Object model

The core of Dragonfly is a language object model revolving around three types: grammars, rules, and elements. This section describes that object model.

Grammars

A grammar is a collection of rules. It manages the rules, loading and unloading them, activating and deactivating them, and taking care of all communications with the speech recognition engine. When they recognition occurs, the associated grammar received the recognition event and dispatches it to the appropriate rule.

Normally a grammar is associated with a particular context or functionality. Normally the rules within a grammar are somehow related to each other. However, neither of these is strictly necessary, they are just common use patterns.

The Grammar class and derived classes are described in section Grammar classes reference.

Rules

A rule represents a voice command or part of one. Its elements define exactly what its contents are, i.e. what can be said to activate this rule. It has several attributes which determine, for example, whether it is a top-level “standalone” command which can be spoken directly, or whether it can only be referenced from a different top level rule.

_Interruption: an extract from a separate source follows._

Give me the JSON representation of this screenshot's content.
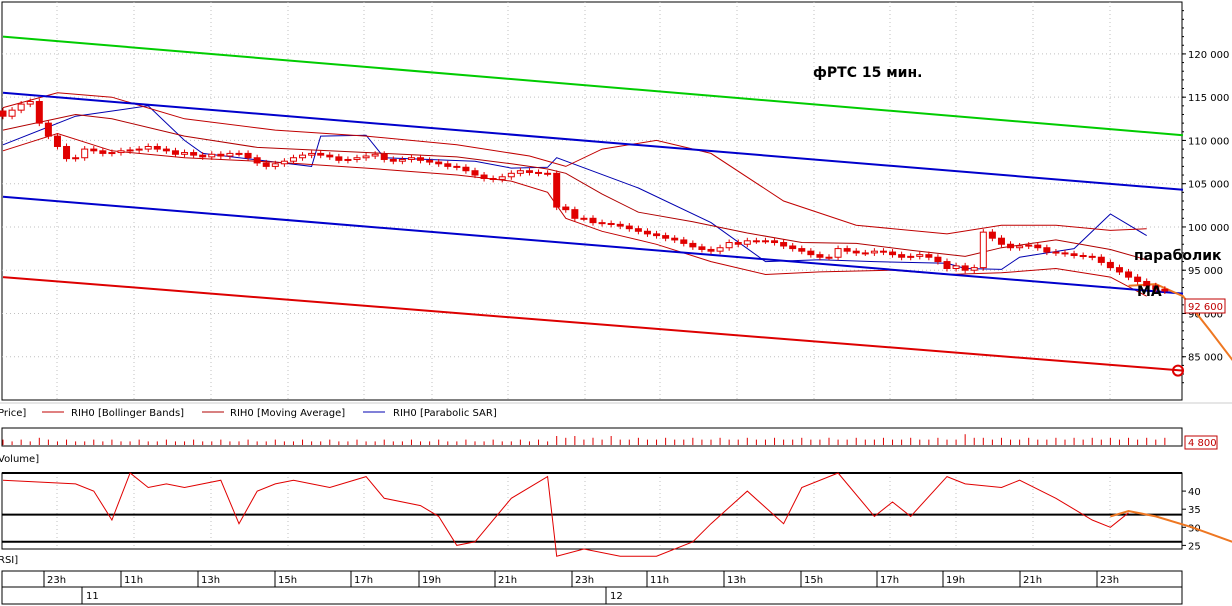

Each rule has one root element which defines the language content of the rule. Top-level rules have callback methods which are called when the rule is recognized.

Elements

Elements are the basic building blocks of the language model. The define exactly what can be said, inform the content of rules. The most common elements are:

  • Literal(...) – one or more literal words.
  • Sequence(...) – a series of other elements.
  • Alternative(...) – a choice of other elements, only one of which can be said within a single recognition.
  • Optional(...) – an element container which makes its single child element optional.
  • RuleRef(...) – a reference to another rule.
  • ListRef(...) – a reference to a list, which is a dynamic language element which can be updated and modified without reloading the grammar.
  • Dictation(...) – a free-form dictation element which allows the speaker to say one or more natural language words.

The above mentioned element types are at the heart of Dragonfly’s object model. But of course using them all the time to specify every grammar would be quite tedious. There is therefore also a special element which constructs these basic element types from a string specification:

  • Compound(...) – a special element which parses a string spec to create a hierarchy of basic elements. The format of this spec is described Compound elements reference.